Радио передавало последние новости. Прислушиваясь к нему, иногда излишне эмоционально комментируя высказывания дикторов, Саня-Саня неторопливо, с душой выпил бледный чай, аккуратно отрезая от буханки чёрствого хлеба и намазывая куски тонким слоем томатной пасты.
Закончив завтрак, он оделся, не без труда застегнув заезженную молнию на старой неопрятной куртке и напялив на голову засаленную шапку-петушок, взял привычный рюкзак и вышел из избушки.
Рассветно алели верхушки ольшаника, сползающего с холма в широкий овраг. Распахнутое в утреннем нежном томлении небо пахло мартовской свежестью, отдающей лёгкой ольховой горчинкой. Саня-Саня с наслаждением втянул воздух через ноздри, задержал его в груди и медленно, словно жалея, выдохнул.
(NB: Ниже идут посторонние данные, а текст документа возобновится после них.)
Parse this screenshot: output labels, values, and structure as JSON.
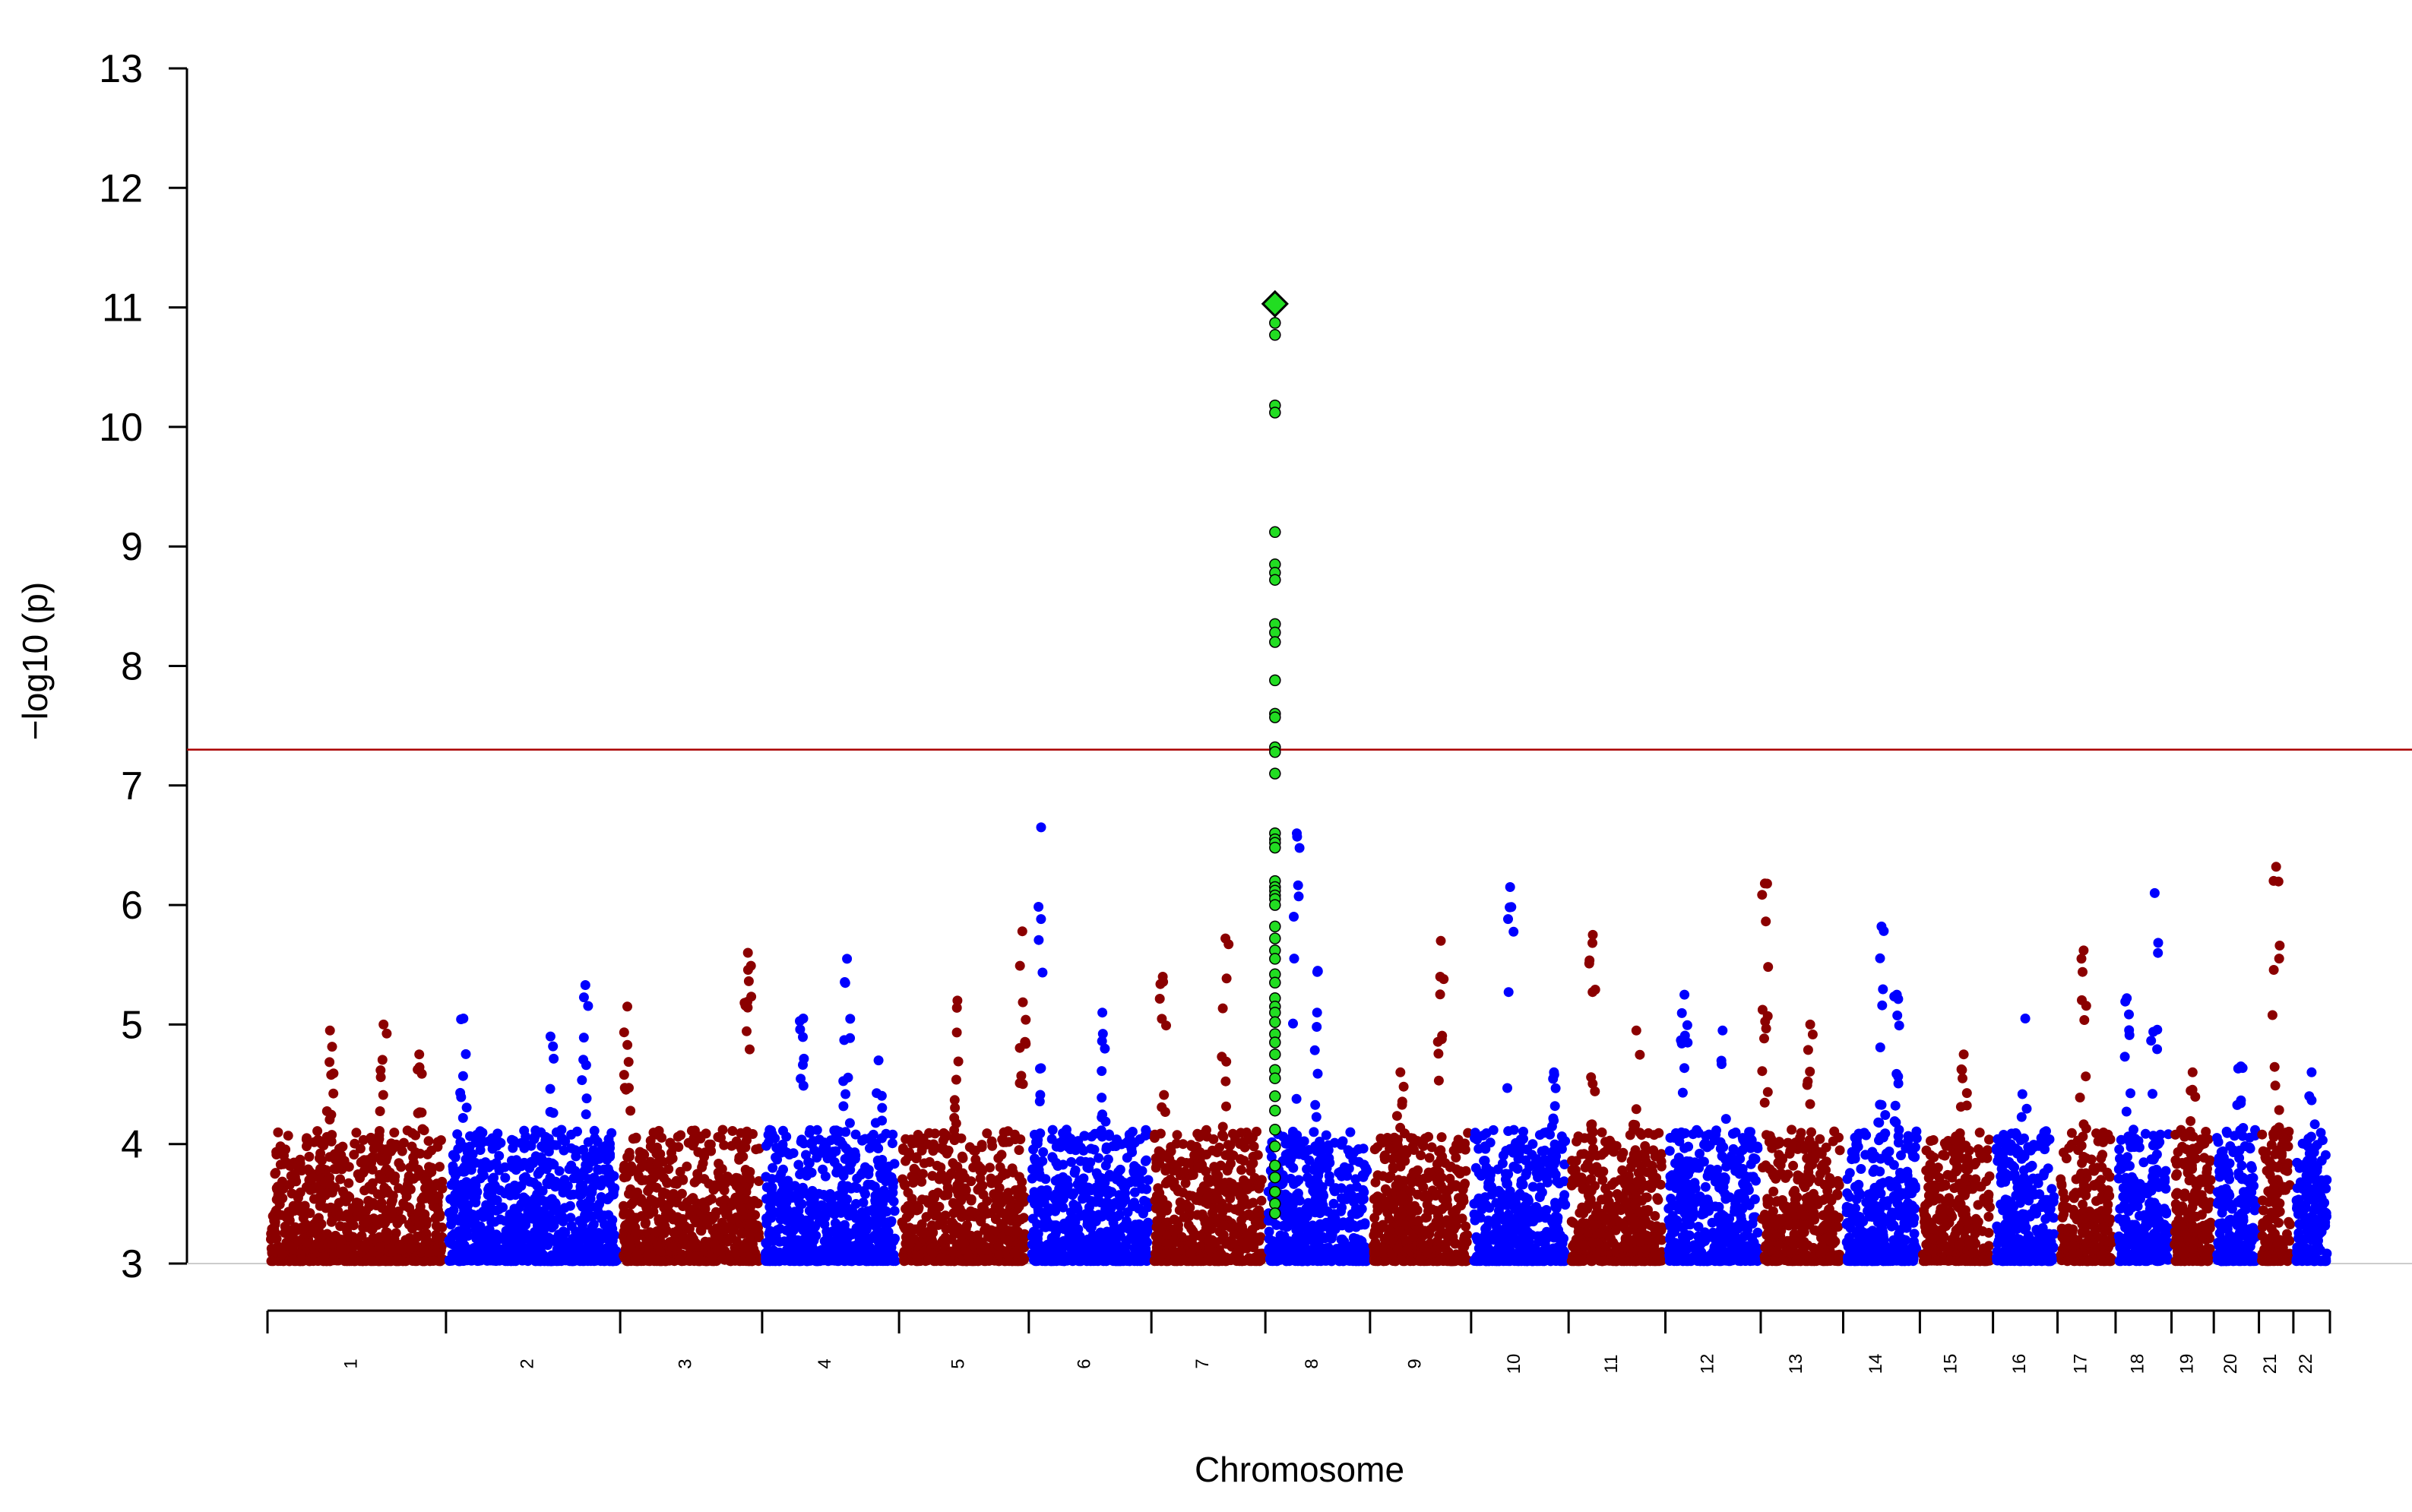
{
  "chart_data": {
    "type": "scatter",
    "subtype": "manhattan",
    "xlabel": "Chromosome",
    "ylabel": "−log10 (p)",
    "ylim": [
      3,
      13
    ],
    "yticks": [
      "3",
      "4",
      "5",
      "6",
      "7",
      "8",
      "9",
      "10",
      "11",
      "12",
      "13"
    ],
    "significance_line": 7.3,
    "colors": {
      "odd_chromosomes": "#8B0000",
      "even_chromosomes": "#0000FF",
      "highlight": "#22DD22",
      "significance_line": "#AA0000"
    },
    "chromosomes": [
      {
        "label": "1",
        "len": 249,
        "peaks": [
          [
            0.35,
            4.95
          ],
          [
            0.65,
            5.0
          ],
          [
            0.85,
            4.75
          ]
        ]
      },
      {
        "label": "2",
        "len": 243,
        "peaks": [
          [
            0.1,
            5.05
          ],
          [
            0.6,
            4.9
          ],
          [
            0.8,
            5.33
          ]
        ]
      },
      {
        "label": "3",
        "len": 198,
        "peaks": [
          [
            0.05,
            5.15
          ],
          [
            0.9,
            5.6
          ]
        ]
      },
      {
        "label": "4",
        "len": 191,
        "peaks": [
          [
            0.3,
            5.05
          ],
          [
            0.62,
            5.55
          ],
          [
            0.85,
            4.7
          ]
        ]
      },
      {
        "label": "5",
        "len": 181,
        "peaks": [
          [
            0.45,
            5.2
          ],
          [
            0.95,
            5.78
          ]
        ]
      },
      {
        "label": "6",
        "len": 171,
        "peaks": [
          [
            0.1,
            6.65
          ],
          [
            0.6,
            5.1
          ]
        ]
      },
      {
        "label": "7",
        "len": 159,
        "peaks": [
          [
            0.1,
            5.4
          ],
          [
            0.65,
            5.72
          ]
        ]
      },
      {
        "label": "8",
        "len": 146,
        "peaks": [
          [
            0.3,
            6.6
          ],
          [
            0.5,
            5.45
          ]
        ]
      },
      {
        "label": "9",
        "len": 141,
        "peaks": [
          [
            0.3,
            4.6
          ],
          [
            0.7,
            5.7
          ]
        ]
      },
      {
        "label": "10",
        "len": 136,
        "peaks": [
          [
            0.4,
            6.15
          ],
          [
            0.85,
            4.6
          ]
        ]
      },
      {
        "label": "11",
        "len": 135,
        "peaks": [
          [
            0.25,
            5.75
          ],
          [
            0.7,
            4.95
          ]
        ]
      },
      {
        "label": "12",
        "len": 133,
        "peaks": [
          [
            0.2,
            5.25
          ],
          [
            0.6,
            4.95
          ]
        ]
      },
      {
        "label": "13",
        "len": 115,
        "peaks": [
          [
            0.05,
            6.18
          ],
          [
            0.6,
            5.0
          ]
        ]
      },
      {
        "label": "14",
        "len": 107,
        "peaks": [
          [
            0.5,
            5.82
          ],
          [
            0.7,
            5.25
          ]
        ]
      },
      {
        "label": "15",
        "len": 102,
        "peaks": [
          [
            0.6,
            4.75
          ]
        ]
      },
      {
        "label": "16",
        "len": 90,
        "peaks": [
          [
            0.5,
            5.05
          ]
        ]
      },
      {
        "label": "17",
        "len": 81,
        "peaks": [
          [
            0.45,
            5.62
          ]
        ]
      },
      {
        "label": "18",
        "len": 78,
        "peaks": [
          [
            0.2,
            5.22
          ],
          [
            0.7,
            6.1
          ]
        ]
      },
      {
        "label": "19",
        "len": 59,
        "peaks": [
          [
            0.5,
            4.6
          ]
        ]
      },
      {
        "label": "20",
        "len": 63,
        "peaks": [
          [
            0.6,
            4.65
          ]
        ]
      },
      {
        "label": "21",
        "len": 48,
        "peaks": [
          [
            0.5,
            6.32
          ]
        ]
      },
      {
        "label": "22",
        "len": 51,
        "peaks": [
          [
            0.5,
            4.6
          ]
        ]
      }
    ],
    "highlight_locus": {
      "chromosome": "8",
      "lead_snp_log10p": 11.03,
      "points_log10p": [
        10.87,
        10.77,
        10.18,
        10.12,
        9.12,
        8.85,
        8.78,
        8.72,
        8.35,
        8.28,
        8.2,
        7.88,
        7.6,
        7.57,
        7.32,
        7.28,
        7.1,
        6.6,
        6.55,
        6.52,
        6.48,
        6.2,
        6.15,
        6.12,
        6.08,
        6.05,
        6.0,
        5.82,
        5.72,
        5.62,
        5.55,
        5.42,
        5.35,
        5.22,
        5.15,
        5.1,
        5.02,
        4.92,
        4.85,
        4.75,
        4.62,
        4.55,
        4.4,
        4.28,
        4.12,
        3.98,
        3.82,
        3.72,
        3.6,
        3.5,
        3.42
      ]
    }
  }
}
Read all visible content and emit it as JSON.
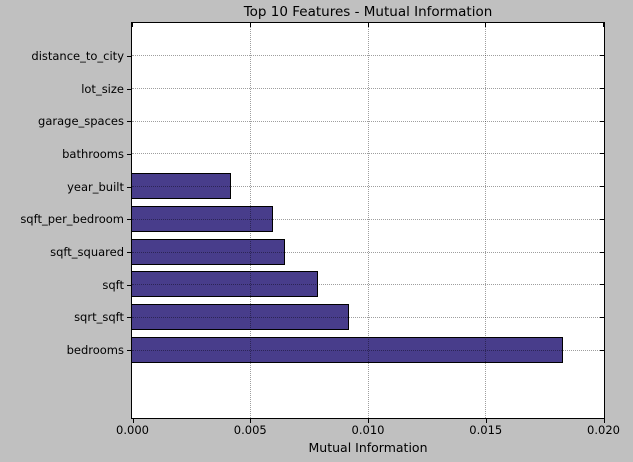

Его участок – большой, но обезображенный корявым, сколоченным из обломков и гнилушек забором, заваленный разным хламом, с низкой почернелой баней посередине, окружённый со всех сторон добротными коттеджами дачников, вызывал раздражение, как порченый зуб в белоснежной ровной челюсти. И тем большее недоумение порождал у прохожих построенный на этом же участке, в дальнем углу его, под пушистыми дерзкими елями, красивый, обитый нежно-салатовым сайдингом дом. Почти все были уверены, что дом этот принадлежит некоей родне Сани-Сани. Что бросили те строение из-за причуд и неуживчивого характера родственника, постыдились жить рядом с «чокнутым профессором».
Саня-Саня когда-то действительно был если не профессором, то преподавателем на военной кафедре какого-то питерского университета. Звали его в ту пору Александром Александровичем, он имел семью, квартиру в центре города, машину, уважение и регалии. На пенсию вышел рано, по-военному, в одно мгновение всё бросил, уехал жить на дачу, и никто никогда не видел ни его жены, ни детей, при нём остался только старый ржавый «жигуль».
Впрочем, всю эту историю жизни «профессор» излагал сам, поэтому слушатели делили её и на два, и на три, а кто и вообще не верил ни единому слову, намекая на «справку в кармане». По первости местные мужики пытались задружиться с ним – предлагали выпить, поговорить за жизнь. Но Саня-Саня довольно резко отшивал таких друзей, поскольку сам не брал в рот ни капли. Несмотря на трезвый образ жизни, от одиночества ли, от неведомой никому тоски ли, от равнодушия ли к бытию, опускался он с каждым годом всё ниже и заметнее – почти не мылся, отчего вечно вонял козлятиной, ел всякую дрянь, учил местных баб кормить коров размоченными в кипятке картонными коробками, уверяя, что его козы очень даже любят такое пойло, особенно если коробки из-под печенья. В конце концов деревенское население махнуло на Саню-Саню рукой и стало относиться к нему, как и ко всем убогим, с терпеливым снисхождением. В их глазах он стал равен цыганам. И как-то сам собой к цыганам Саня-Саня и прибился.
Он подружился с Радой, с её мужиком. Тогда ещё детей у них было только трое. Любящий порассуждать и похвастать, как все ленивые люди, Радин муж быстро сошёлся с Саней-Саней на общих темах: политике и обороноспособности страны. Это была их любимая песня! Пока вечно беременная Рада обихаживала дом и детей, они сидели либо у печки, либо на завалинке – в зависимости от времени года, слушали радио и ругали правительство. Кричали, спорили, строили прогнозы, били кулаком по столу, снова ссорились и спорили.
Тем первым летом их дружбы Саня-Саня помогал им с сенокосом. Душистый пыльный зной, дымок костра, облепленный оводами конь, звон кос, цыганская скороговорка и детский смех бойких цыганят совершенно очаровали его. Загорелая семилетняя Алинка льнула к нему, как дочь, приносила воды в бутылке, отгоняла мошкару ивовой веточкой, щебетала что-то непонятное и радостное, выкатывала из углей печёную картошку, дула в её кратерно-парящий разлом и протягивала дяде Саше.